Briefly, Leia wondered if he might say something, before he lit his lightsaber. She reached for her blaster and found her holster empty. Vader brandished his sword.
Leia fled. What else was there to do? She ran until she had reached a lava bank, and found herself cornered. Vader was still behind her, and she turned to look at him. If he wanted to kill her, wouldn’t he have done so already?
“What do you want?” She shouted over the deafening sound of his breathing. “Why are you here? You should be dead! I’ve seen your ashes!”
Vader didn’t reply, but slowly moved closer. His lightsaber had vanished, Leia noticed. She waited. He didn’t move.
Leia suddenly felt a surge of anger — anger for her planet, and how he stood by as Tarkin destroyed it; anger for Luke, who had idolised him all his life; anger for everyone he had mercilessly slaughtered; anger for the fact that he wouldn’t say anything.
“Why won’t you fucking leave me alone? ”
They both were standing near the edge of the bank now. For a moment, there was only the sound of Vader’s exaggerated breathing.
Kriff it, Leia thought, and shoved him.
He was surprisingly light, tumbling down the rocks to land just next to the lava flow. He made no attempt to save himself, and his cape caught on fire first, and the flames spread throughout his body. He didn’t scream — he didn’t say anything, actually. Leia watched as he burned, satisfaction filling the holes Vader had carved with fear. As the flames ran up his body he reached out towards her, as if to ask her for help.
If Luke was here, Leia thought, he would save Vader now, pity overpowering his sense of self-preservation. But Leia wasn’t Luke, and Leia didn’t care if he said that Vader was her father, or that Vader was good, once, or that Vader was anything.
Vader burned and burned, and turned to ashes ( again , Leia thought with some humour).
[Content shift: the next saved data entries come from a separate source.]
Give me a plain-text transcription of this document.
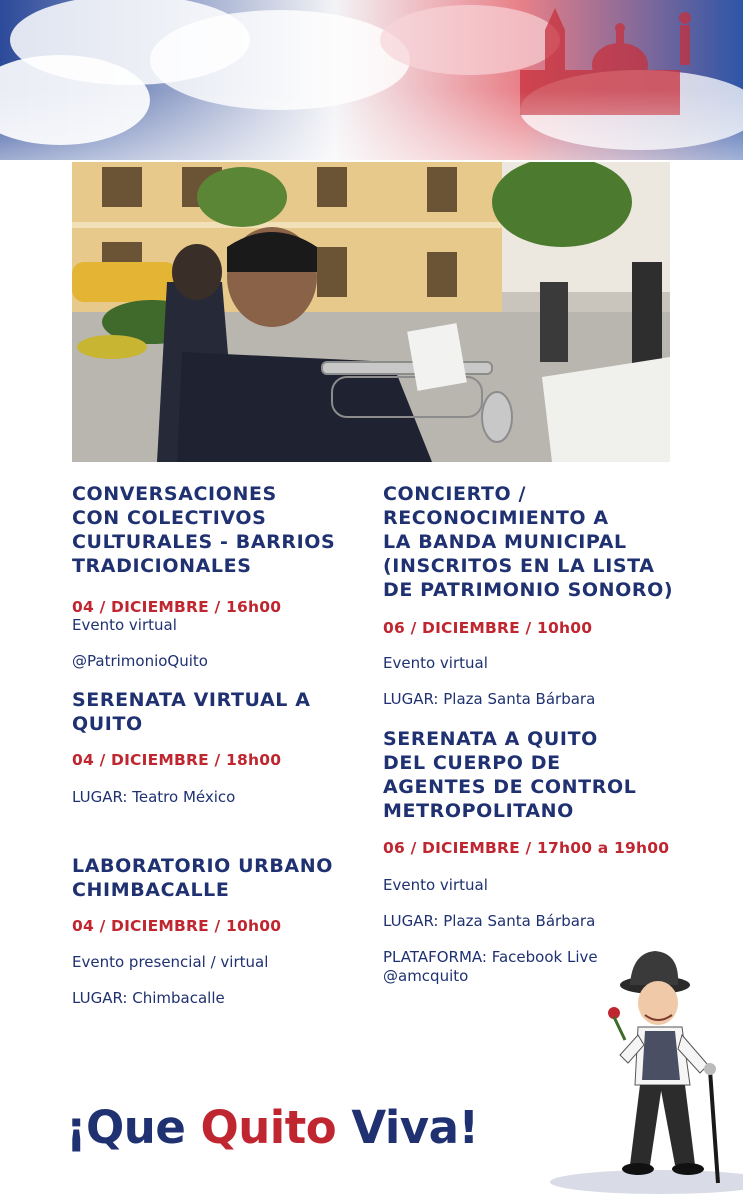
CONVERSACIONES
CON COLECTIVOS
CULTURALES - BARRIOS
TRADICIONALES
04 / DICIEMBRE / 16h00
Evento virtual
@PatrimonioQuito
SERENATA VIRTUAL A
QUITO
04 / DICIEMBRE / 18h00
LUGAR: Teatro México
LABORATORIO URBANO
CHIMBACALLE
04 / DICIEMBRE / 10h00
Evento presencial / virtual
LUGAR: Chimbacalle
CONCIERTO /
RECONOCIMIENTO A
LA BANDA MUNICIPAL
(INSCRITOS EN LA LISTA
DE PATRIMONIO SONORO)
06 / DICIEMBRE / 10h00
Evento virtual
LUGAR: Plaza Santa Bárbara
SERENATA A QUITO
DEL CUERPO DE
AGENTES DE CONTROL
METROPOLITANO
06 / DICIEMBRE / 17h00 a 19h00
Evento virtual
LUGAR: Plaza Santa Bárbara
PLATAFORMA: Facebook Live
@amcquito
¡Que Quito Viva!
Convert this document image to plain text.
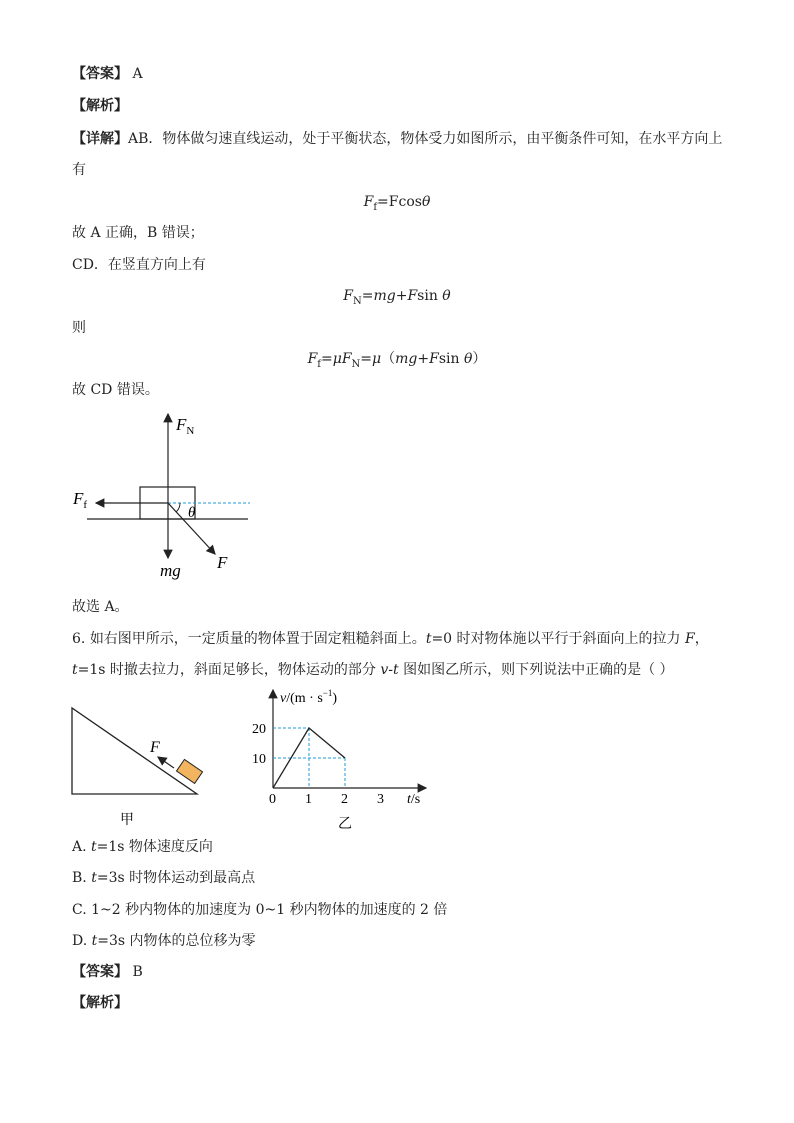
【答案】 A
【解析】
【详解】AB．物体做匀速直线运动，处于平衡状态，物体受力如图所示，由平衡条件可知，在水平方向上
有
$F_f=Fcos\theta$
故 A 正确，B 错误；
CD．在竖直方向上有
$F_N=mg+Fsin$ θ
则
$F_f=\mu F_N=\mu(mg+Fsin$ θ）
故 CD 错误。
$F_N$
$F_f$	θ
mg F
故选 A。
6. 如右图甲所示，一定质量的物体置于固定粗糙斜面上。t=0 时对物体施以平行于斜面向上的拉力 F，
t=1s 时撤去拉力，斜面足够长，物体运动的部分 v-t 图如图乙所示，则下列说法中正确的是（ ）
F
甲
$v/(m \cdot s^{-1})$
t/s
20
10
0 1 2 3
乙
A. t=1s 物体速度反向
B. t=3s 时物体运动到最高点
C. 1~2 秒内物体的加速度为 0~1 秒内物体的加速度的 2 倍
D. t=3s 内物体的总位移为零
【答案】 B
【解析】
When there was nothing of him left, it began to rain. It didn’t rain on Mustafar, Leia knew, but then, she wasn’t really on Mustafar anymore, was she?
The blackened soil around her became filled now with green life; the fortress, Vader’s castle, became replaced with mountains; the rivers of lava turned to water. She had come to Alderaan.
Vader was gone from everywhere that mattered, as dead in her dreams as he was in reality. She had hated him, but now why should she? There was no him to hate.
“I guess I should move on,” Leia said to herself, aloud, and sat down. The sky cleared, and children ran in the fields before her, laughing and tumbling. The birds sang and the sun shined and for a moment, everything was perfect.
Then her dream began to fade, and everything was black, and she felt the warmth of Han beside her.
Leia woke up and never dreamt of Darth Vader again.